Celui-ci ne pourra reconstituer sa théorie et son organisation, et mener son action propre, sans lutter de l’extérieur contre cette politique qui est commune aujourd’hui aux partis socialistes et aux partis communistes inspirés de Moscou. Le nouveau mouvement doit se baser sur des directives qui soient précisément le contraire des mots d’ordre répandus par ces mouvements opportunistes. En effet, si la propagande présente leurs positions comme l’étendard du mouvement mondial qui se réclame de l’anti-fascisme, il apparaît clairement à la lumière d’une critique dialectique qu’elles s’insèrent en réalité pleinement dans l’évolution fasciste de l’organisation sociale.
Le nouveau mouvement révolutionnaire du prolétariat à l’époque impérialiste et fasciste se base sur les directives suivantes :
1°) Négation de la perspective selon laquelle, après la défaite de l’Italie, de l’Allemagne et du Japon, une phase de retour général à la démocratie se serait ouverte; au contraire, affirmation que la fin de la guerre s’accompagne d’une transformation dans le sens et avec les méthodes fascistes des gouvernements bourgeois dans les pays vainqueurs, même et surtout si des partis réformistes et travaillistes y participent. Refus de présenter comme une revendication intéressant la classe prolétarienne, le retour – illusoire – aux formes libérales.
2°) Affirmation que le régime russe actuel a perdu ses caractères prolétariens, parallèlement à l’abandon de la politique révolutionnaire par la IIIe Internationale. Un recul progressif a conduit les formes économiques sociales et politiques à reprendre en Russie des caractères bourgeois. On ne jugera pas cette évolution comme un retour à des formes prétoriennes de tyrannie autocratique ou prébourgeoise, mais comme l’avènement, par une voie historique différente, du même type d’organisation sociale évoluée présenté par le capitalisme d’État des pays à régime totalitaire, dans lesquels les grands plans ouvrent la voie à un développement important et donnent au pays un potentiel impérialiste élevé.
Face à une telle situation, on ne revendiquera pas le retour de la Russie aux formes de cette démocratie parlementaire qui est en voie de dissolution dans tous les pays modernes, mais au contraire la reconstitution, en Russie également, du parti communiste révolutionnaire et totalitaire.
3°) Refus de toute invitation à cette solidarité nationale des classes et des partis, qu’on réclamait hier pour renverser ce que l’on appelait les régimes totalitaires et pour combattre les États de l’Axe et que l’on réclame aujourd’hui pour reconstruire dans le respect de la légalité le monde capitaliste ruiné par la guerre.
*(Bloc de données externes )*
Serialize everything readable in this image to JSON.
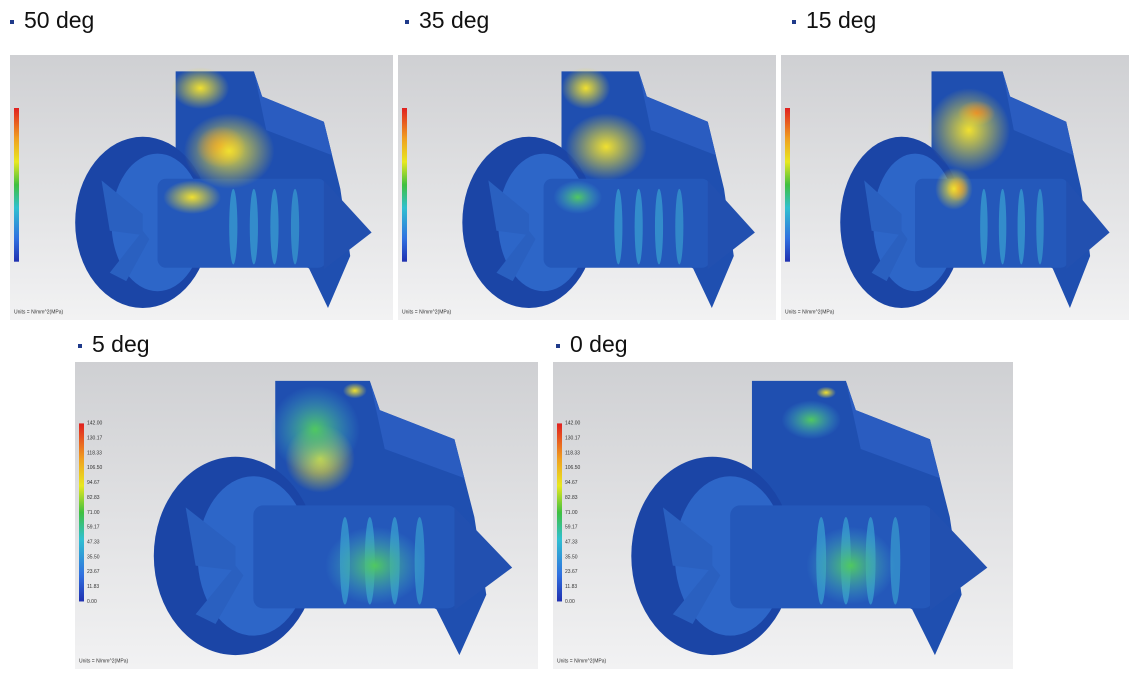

4°) Refus de la manoeuvre et de la tactique du Front unique, c’est-à-dire refus d’inviter les partis soi-disant socialistes ou communistes, qui n’ont désormais plus rien de prolétarien, à sortir de la coalition gouvernementale pour créer la soi-disant unité prolétarienne.
5°) Lutte à fond contre toute croisade idéologique tendant à mobiliser la classe ouvrière des différents pays sur les fronts patriotiques pour une possible troisième guerre impérialiste en leur demandant soit de se battre pour une Russie rouge contre le capitalisme anglo-saxon, soit d’appuyer la démocratie d’Occident contre le totalitarisme stalinien dans une guerre présentée comme anti-fasciste.